Laura Sosa Ortega's son Fernando is a 9-year-old fourth-grader at César Chávez. He was made to pick up paper off restroom floors, clean Humphrey's office, and scrub desks for one week. His actions that led to the punishment? He says he got in trouble for forming an alliance with other skilled four-square players so they could win. 

"You're not supposed to team up," Fernando explains, "because it's a game for everybody to play, not just people who are good."

It's harder for him to explain how cleaning the school helped repair relationships with students whose feelings he may have hurt on the four-square court.

"I had to clean other people's garbage instead of other people cleaning it themselves," he says.

Adds Fernando's mother, "What he did wasn't severe enough for them to do this."

Mark Freimark, who spent 25 years as a PPS custodian, called César Chávez's program "totally out of bounds."

Freimark says having students clean up messes they've made or repair damage they've done—cleaning walls they've written on, for example—makes sense. But forced work for other infractions sends the wrong message.

"That means cleanup is a punishment," Freimark says, "and cleanup isn't a punishment."

César Chávez's custodian declined through a union representative to comment for this story.

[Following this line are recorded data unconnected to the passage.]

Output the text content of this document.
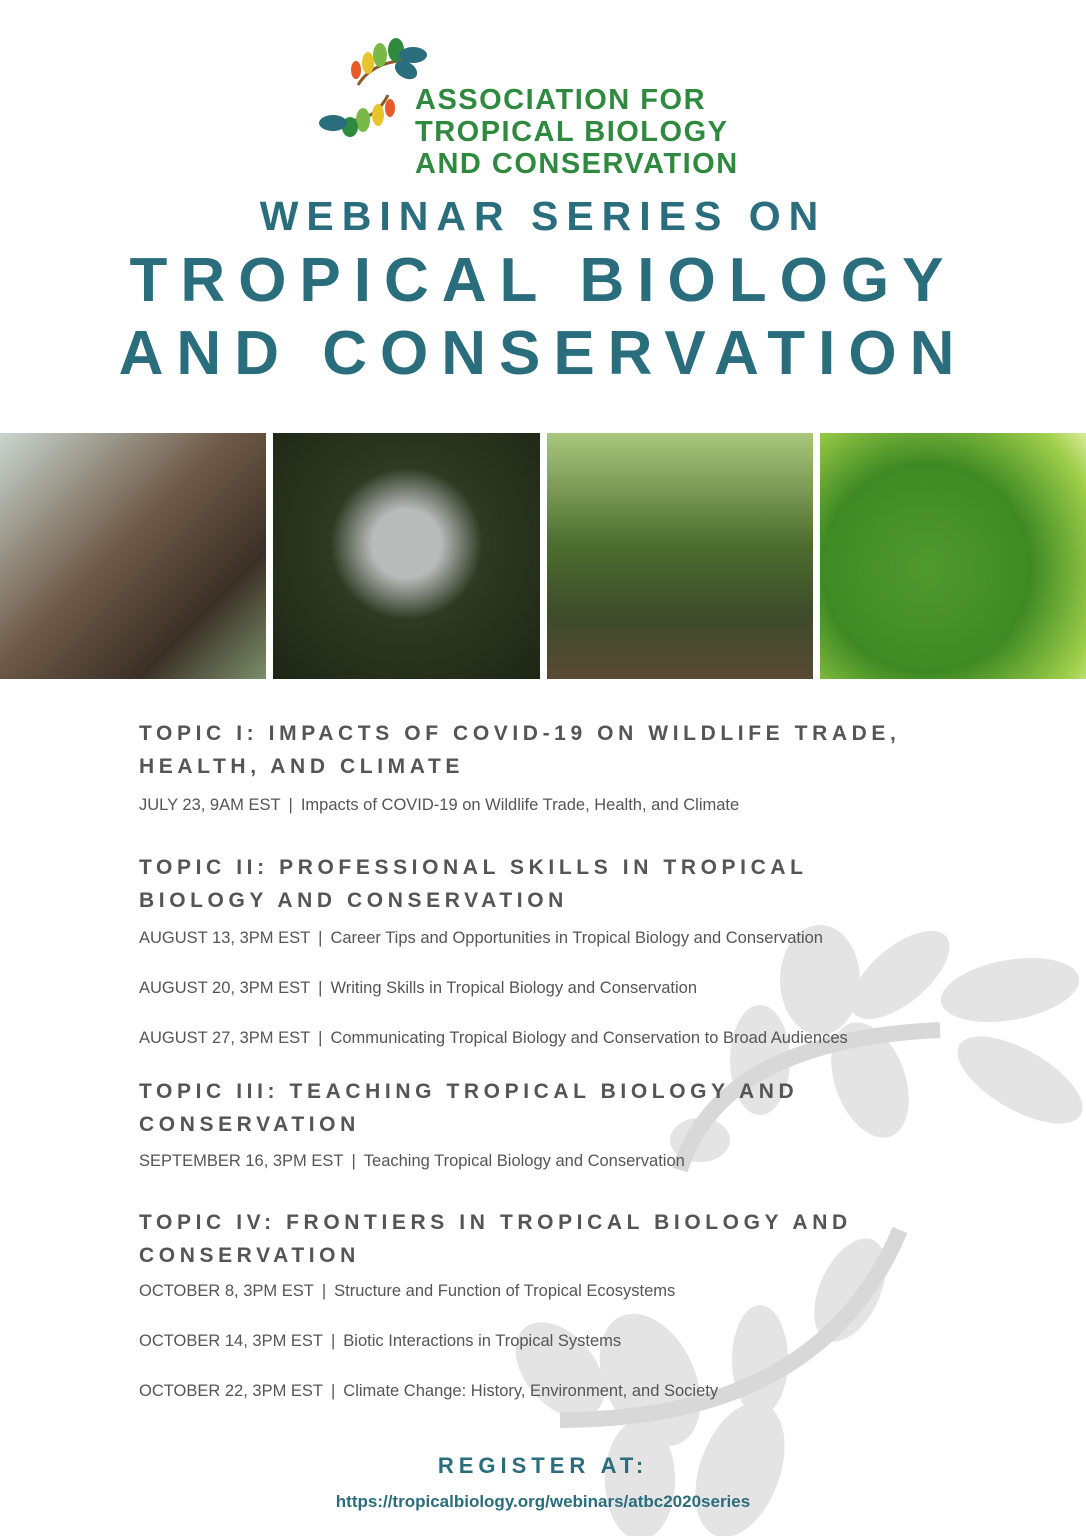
ASSOCIATION FOR
TROPICAL BIOLOGY
AND CONSERVATION
WEBINAR SERIES ON
TROPICAL BIOLOGY
AND CONSERVATION
TOPIC I: IMPACTS OF COVID-19 ON WILDLIFE TRADE,
HEALTH, AND CLIMATE
JULY 23, 9AM EST | Impacts of COVID-19 on Wildlife Trade, Health, and Climate
TOPIC II: PROFESSIONAL SKILLS IN TROPICAL
BIOLOGY AND CONSERVATION
AUGUST 13, 3PM EST | Career Tips and Opportunities in Tropical Biology and Conservation
AUGUST 20, 3PM EST | Writing Skills in Tropical Biology and Conservation
AUGUST 27, 3PM EST | Communicating Tropical Biology and Conservation to Broad Audiences
TOPIC III: TEACHING TROPICAL BIOLOGY AND
CONSERVATION
SEPTEMBER 16, 3PM EST | Teaching Tropical Biology and Conservation
TOPIC IV: FRONTIERS IN TROPICAL BIOLOGY AND
CONSERVATION
OCTOBER 8, 3PM EST | Structure and Function of Tropical Ecosystems
OCTOBER 14, 3PM EST | Biotic Interactions in Tropical Systems
OCTOBER 22, 3PM EST | Climate Change: History, Environment, and Society
REGISTER AT:
https://tropicalbiology.org/webinars/atbc2020series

School officials told parents that children are kept out of view of other students when they're cleaning. But parents tell WW that's not the case. They say the punishments are humiliating for students, who have had to perform tasks in front of other kids. 

Cecilia Ortega Martinez says her 6-year-old daughter burst into tears after finding her 9-year-old brother picking up trash at school. He'd been accused of making crude gestures with a banana. (The boy says he was laughing at others, not making the gestures himself.)

Ortega Martinez says the punishment only served to shame her son and make him feel unsettled in school. "He doesn't want to go," she says. "He's afraid."

It's not clear what precautions the school is taking to keep kids safe from health hazards such as germ-infested restroom surfaces and industrial cleaning products. 

Miles, the district spokeswoman, says children are supervised and given gloves and only soapy water as a cleaner. She also says parents are informed of punishments through phone calls or letters.

Viridiana Aguilar says her son told her school officials gave him a cleaner that smelled like chemicals, even though he has asthma. He had been suspended for hitting two girls and was ordered to pick up trash in restrooms and clean Humphrey's office even after he returned to the school, she says.

Catarina Sebastían's daughter, 8-year-old Patricia, covers her face and looks down at the ground when she describes how Humphrey made her wipe down doorknobs with a spray-on cleanser one day during recess. 

Her infraction? The second-grader rolled her eyes at a teacher who had asked her to move away from another girl, she says.  

"She's still so little," her mother says. "Discipline the kids, but not this strongly."

Roberts Frank, the Lewis & Clark professor, says inappropriate punishment could backfire. "The idea is to foster empathy and mutual understanding rather than resentment and revenge-seeking behavior," she says.

Aside from defending the program, Principal Robertson did not respond to an emailed request for an interview. 

At least one administrator for the district, however, has said the César Chávez principal and current assistant superintendent for the district, tells  program is wrong. 

Antonio Lopez, a former César Chávez principal and current assistant superintendent for the district, tells WW that the school's community service program is not OK. Lopez says he was contacted by a concerned César Chávez parent last week and that he has told Robertson, the school's principal, to end the program.

"If it is happening, then it needs to stop," he says. "Consequences like that are not appropriate."